I want to teach my children to respond patiently, lovingly and kindly but then I realize, I need to be their example.  How do I do that?  Moment by moment.  Truth is, more often then not, I respond incorrectly.  The first, second and maybe even the third time, I got that covered but by the fourth or fifth time of arguing, tattling, or screaming I hear in 1 minute or less, I have HAD it!  I would like to sit here and tell you I have all of this figured out, but I don't.  I will tell you, that I run to my Father.  My Heavenly Father helps me put things in perspective.  Yes, HE is my answer!  I have to turn to Him day by day, moment by moment, to get a hold of "self".  Does He know the struggles I face raising this next generation for Him?  Yep!  Think of all the "unruly" children He has to parent!  When He walked this earth, it seemed some days everybody was against Him and yet He CHOOSE to put others first.  I am finding out more and more, it is a CHOICE I make to embrace the job given to me as a mother of 12.  I CANNOT put myself first hardly ever!  That's hard!  I'm guilty of letting my kids watch a movie so I can have some time to myself.  Is that wrong?  Not always but what is my hearts motive at the time?  It's the times when I get off my duff and go play baseball with them or shoot some hoops, I'm horrible at both of those things but they don't seem to care, or build a bike ramp, that we laugh, and connect and suddenly "self" doesn't seem so important.  I only have this time for a short time.  Its been 21 years since my last one was an infant and what I wouldn't do to go back in time for another hike, have one more picnic, or color a picture together with him.  It's gone!  I won't remember all those quiet sips of coffee I missed or the ticking of the clock.  Those things will ALL be there when I'm gray and old, well the gray has kicked in already, but old anyway.  These precious years are quickly going by.  Use these moment of His "Nudges of Grace".  I see it in pictures and I hear it in their voices.  I also hear it in my Fathers voice...

 "I have given you this opportunity to show these children MY love and MY grace.  Spend these moments wisely.  Treasure the time when you have all the answers and they want to sit on your lap and stroke your hair, mama.  I am using this time to mold you and them, into something that goes beyond your "SELF".  It reaches all the way to MY heart.  Love them. Simply, love Me and teach them to do the same.  That is my desire and in that dying to "self", you will find rest." 

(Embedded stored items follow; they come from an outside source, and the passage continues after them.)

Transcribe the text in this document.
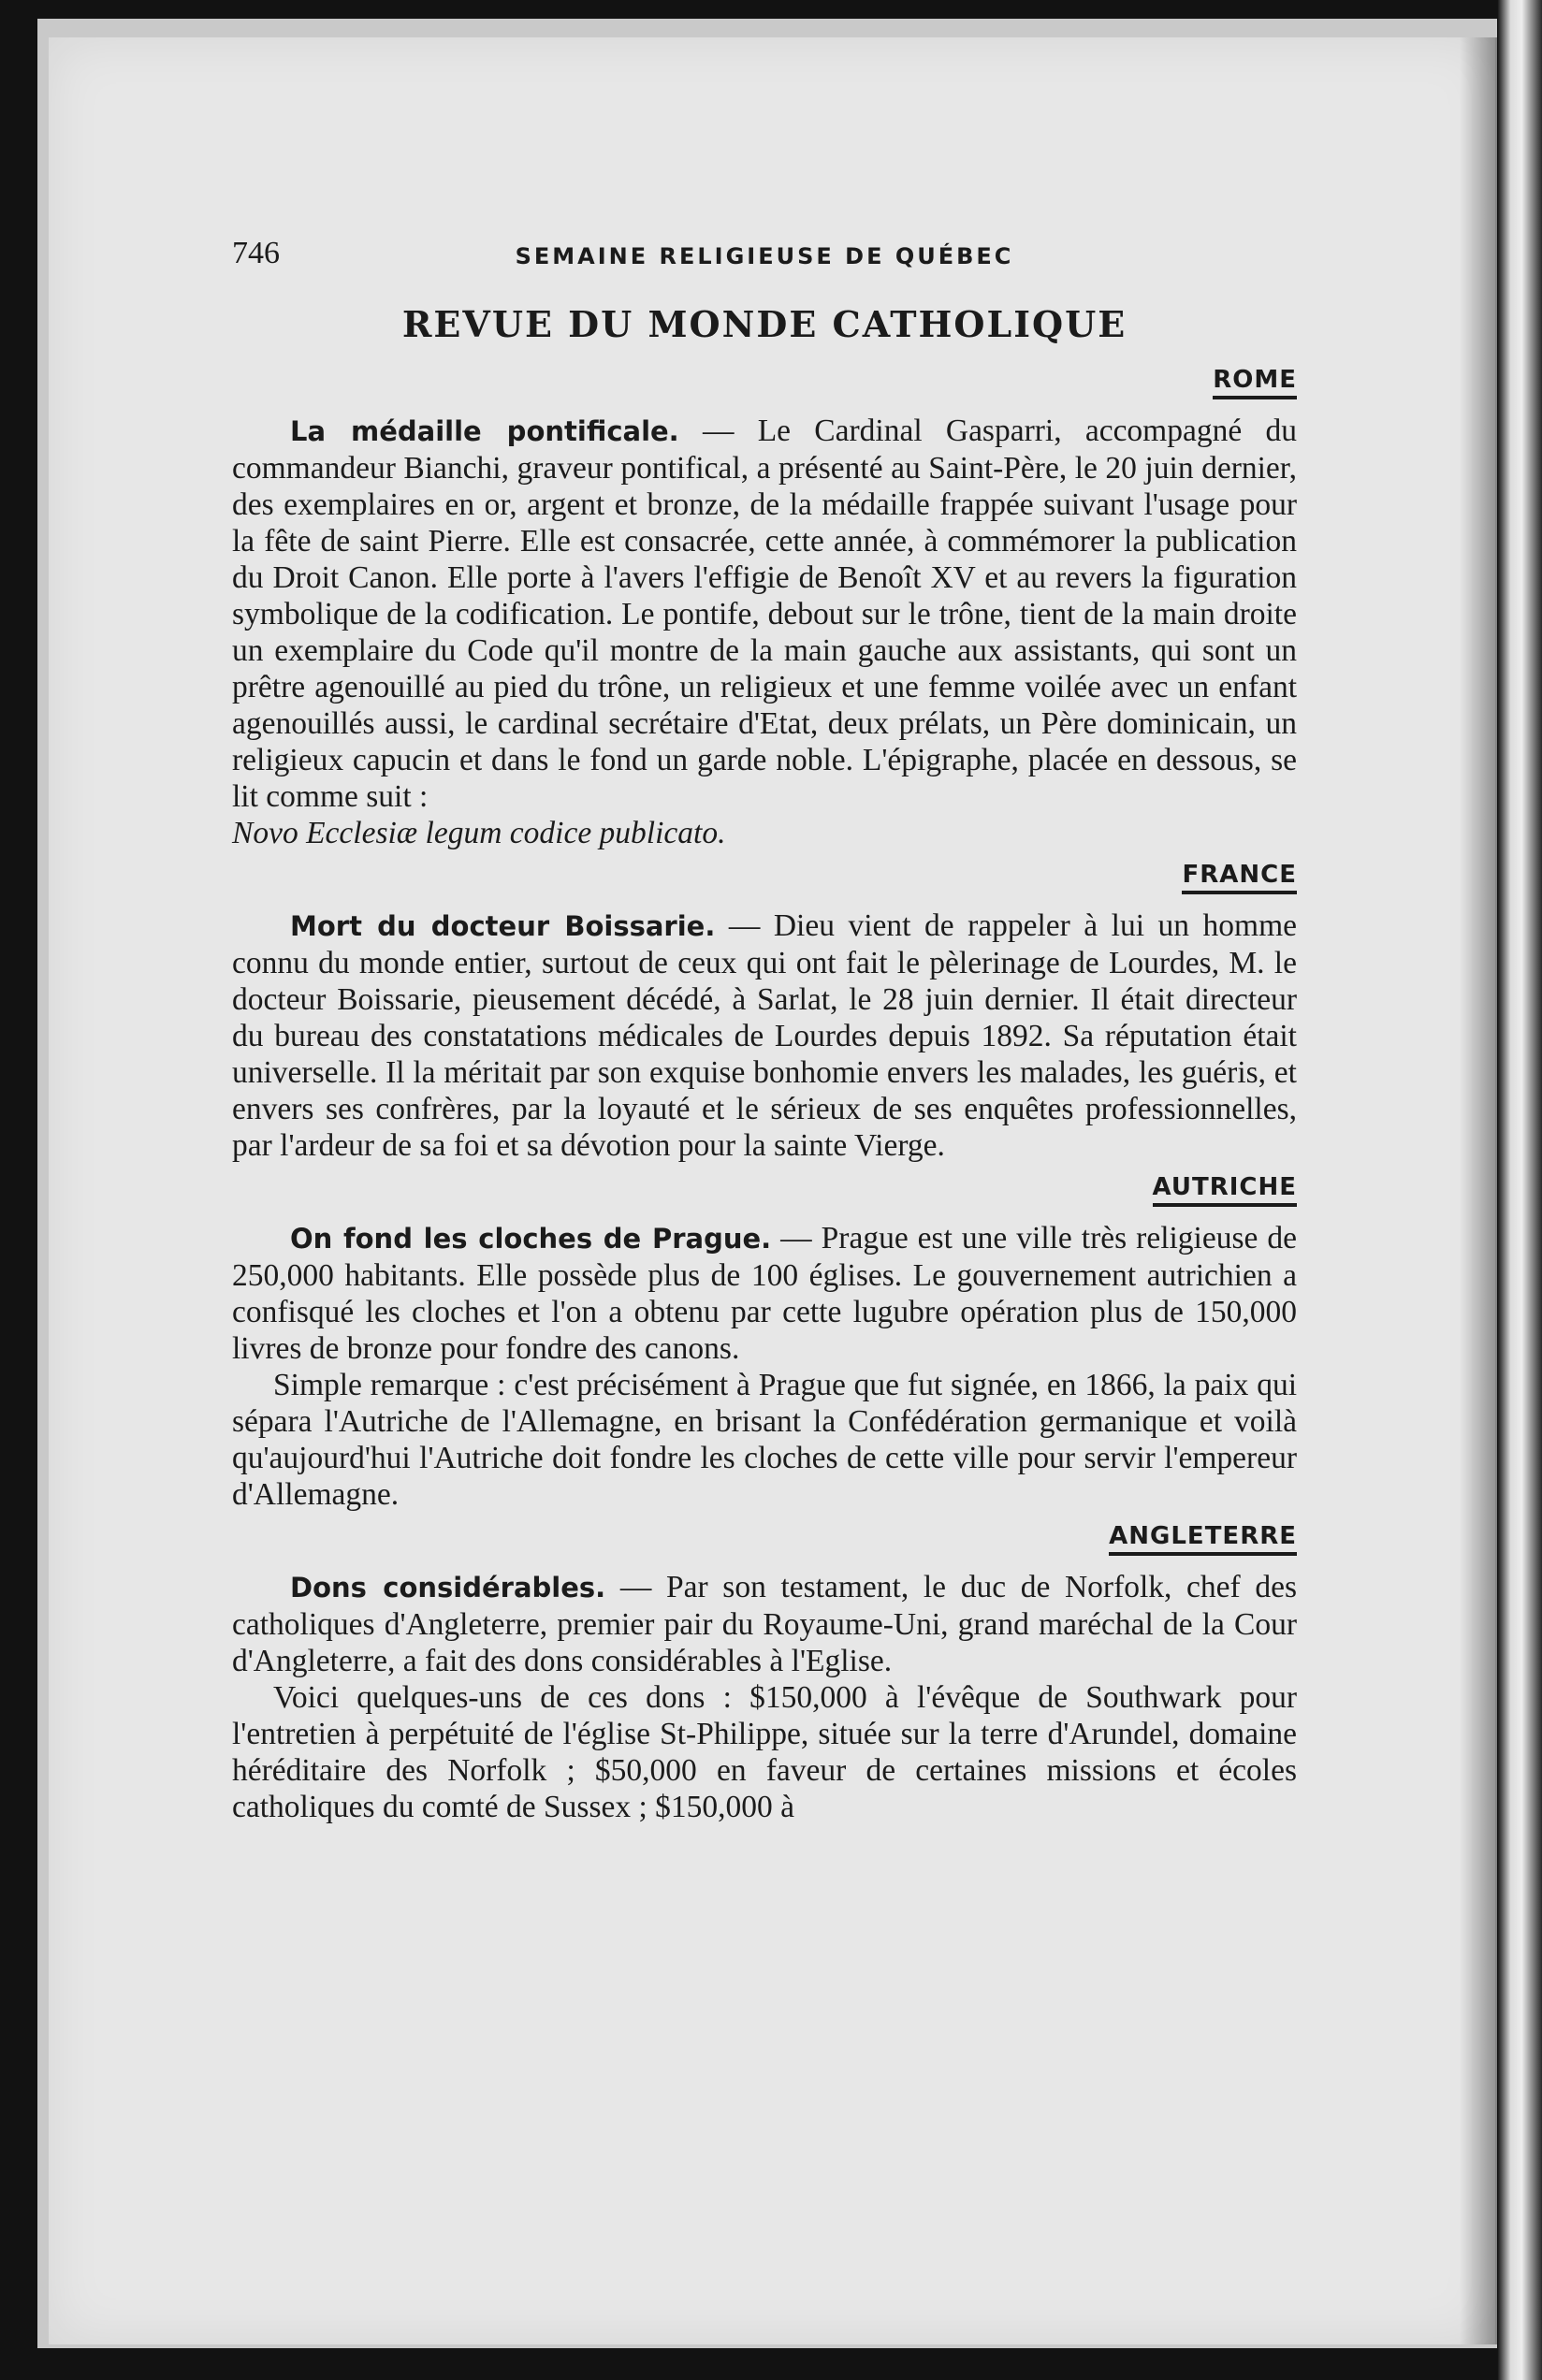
746	SEMAINE RELIGIEUSE DE QUÉBEC
REVUE DU MONDE CATHOLIQUE
ROME

La médaille pontificale. — Le Cardinal Gasparri, accompagné du commandeur Bianchi, graveur pontifical, a présenté au Saint-Père, le 20 juin dernier, des exemplaires en or, argent et bronze, de la médaille frappée suivant l'usage pour la fête de saint Pierre. Elle est consacrée, cette année, à commémorer la publication du Droit Canon. Elle porte à l'avers l'effigie de Benoît XV et au revers la figuration symbolique de la codification. Le pontife, debout sur le trône, tient de la main droite un exemplaire du Code qu'il montre de la main gauche aux assistants, qui sont un prêtre agenouillé au pied du trône, un religieux et une femme voilée avec un enfant agenouillés aussi, le cardinal secrétaire d'Etat, deux prélats, un Père dominicain, un religieux capucin et dans le fond un garde noble. L'épigraphe, placée en dessous, se lit comme suit :

Novo Ecclesiæ legum codice publicato.

FRANCE

Mort du docteur Boissarie. — Dieu vient de rappeler à lui un homme connu du monde entier, surtout de ceux qui ont fait le pèlerinage de Lourdes, M. le docteur Boissarie, pieusement décédé, à Sarlat, le 28 juin dernier. Il était directeur du bureau des constatations médicales de Lourdes depuis 1892. Sa réputation était universelle. Il la méritait par son exquise bonhomie envers les malades, les guéris, et envers ses confrères, par la loyauté et le sérieux de ses enquêtes professionnelles, par l'ardeur de sa foi et sa dévotion pour la sainte Vierge.

AUTRICHE

On fond les cloches de Prague. — Prague est une ville très religieuse de 250,000 habitants. Elle possède plus de 100 églises. Le gouvernement autrichien a confisqué les cloches et l'on a obtenu par cette lugubre opération plus de 150,000 livres de bronze pour fondre des canons.

Simple remarque : c'est précisément à Prague que fut signée, en 1866, la paix qui sépara l'Autriche de l'Allemagne, en brisant la Confédération germanique et voilà qu'aujourd'hui l'Autriche doit fondre les cloches de cette ville pour servir l'empereur d'Allemagne.

ANGLETERRE

Dons considérables. — Par son testament, le duc de Norfolk, chef des catholiques d'Angleterre, premier pair du Royaume-Uni, grand maréchal de la Cour d'Angleterre, a fait des dons considérables à l'Eglise.

Voici quelques-uns de ces dons : $150,000 à l'évêque de Southwark pour l'entretien à perpétuité de l'église St-Philippe, située sur la terre d'Arundel, domaine héréditaire des Norfolk ; $50,000 en faveur de certaines missions et écoles catholiques du comté de Sussex ; $150,000 à
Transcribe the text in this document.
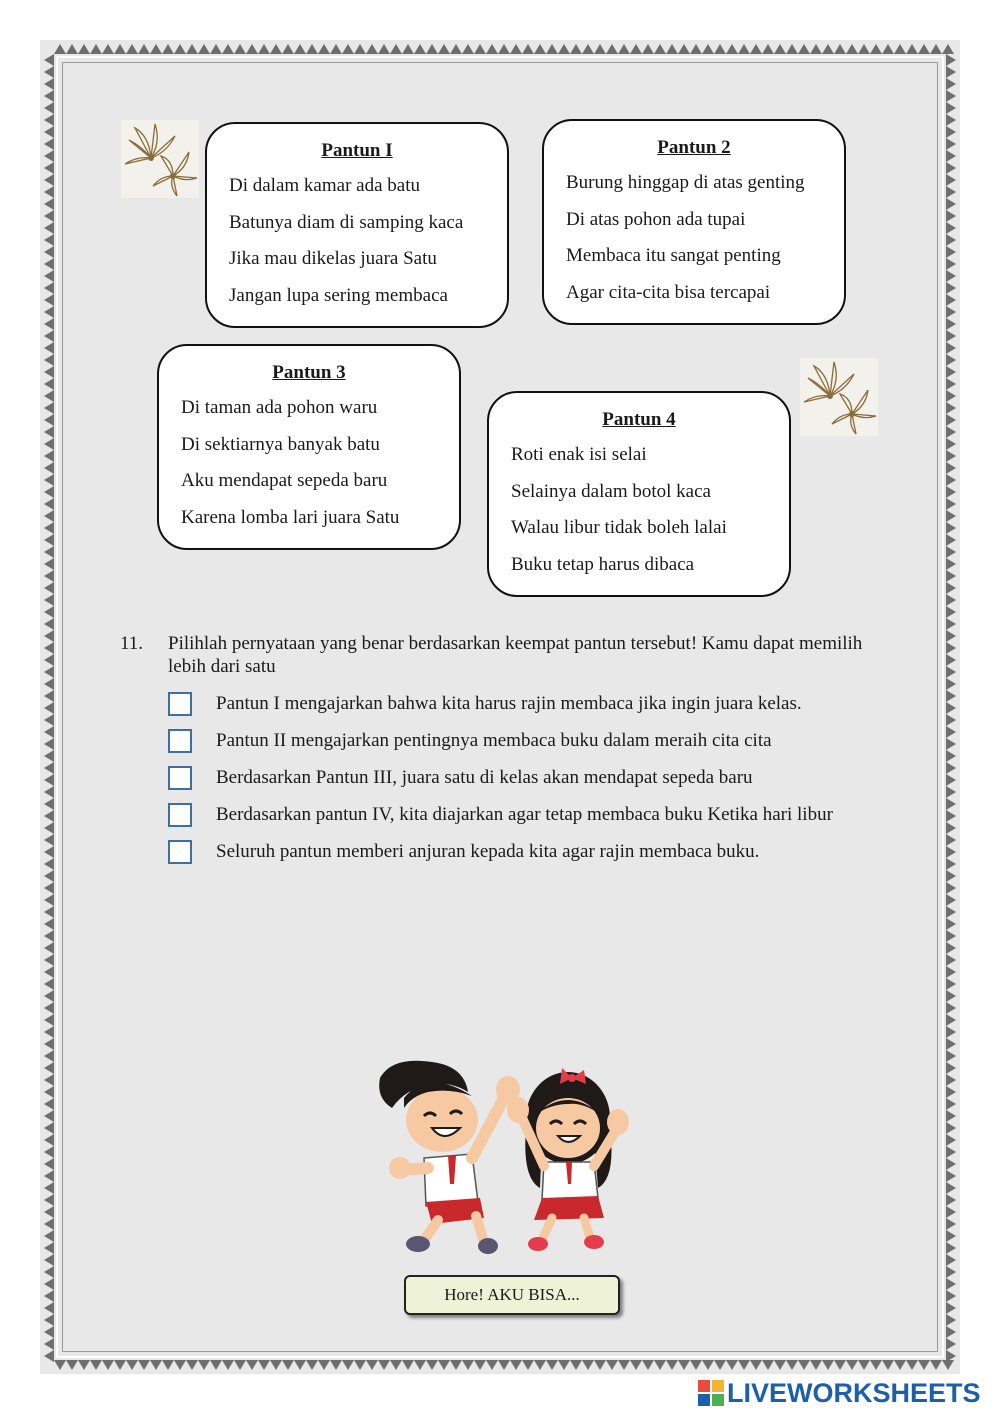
Pantun I
Di dalam kamar ada batu
Batunya diam di samping kaca
Jika mau dikelas juara Satu
Jangan lupa sering membaca
Pantun 2
Burung hinggap di atas genting
Di atas pohon ada tupai
Membaca itu sangat penting
Agar cita-cita bisa tercapai
Pantun 3
Di taman ada pohon waru
Di sektiarnya banyak batu
Aku mendapat sepeda baru
Karena lomba lari juara Satu
Pantun 4
Roti enak isi selai
Selainya dalam botol kaca
Walau libur tidak boleh lalai
Buku tetap harus dibaca
11. Pilihlah pernyataan yang benar berdasarkan keempat pantun tersebut! Kamu dapat memilih lebih dari satu
Pantun I mengajarkan bahwa kita harus rajin membaca jika ingin juara kelas.
Pantun II mengajarkan pentingnya membaca buku dalam meraih cita cita
Berdasarkan Pantun III, juara satu di kelas akan mendapat sepeda baru
Berdasarkan pantun IV, kita diajarkan agar tetap membaca buku Ketika hari libur
Seluruh pantun memberi anjuran kepada kita agar rajin membaca buku.
Hore! AKU BISA...
LIVEWORKSHEETS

You see, it is actually MORE of a struggle to be selfish then it is to learn to rest in Jesus and give "self" to Him.  The rewards are so great!!  Better than a quiet porch with a cup of coffee.

It is so true.  When we find that only HIS love satisfies our "self" desires, then we can rest in the tasks that seem so hard.  How do you find Him?  Ask Him to show you.  He will!

I think I will go climb a tree now, or at least watch and act how scared I am that they are climbing too high and tell them how brave they must be!  Yep, that's what I will go do! :)

 May the God of hope fill you with all joy and peace in believing, so that by the power of the Holy Spirit you may abound in hope.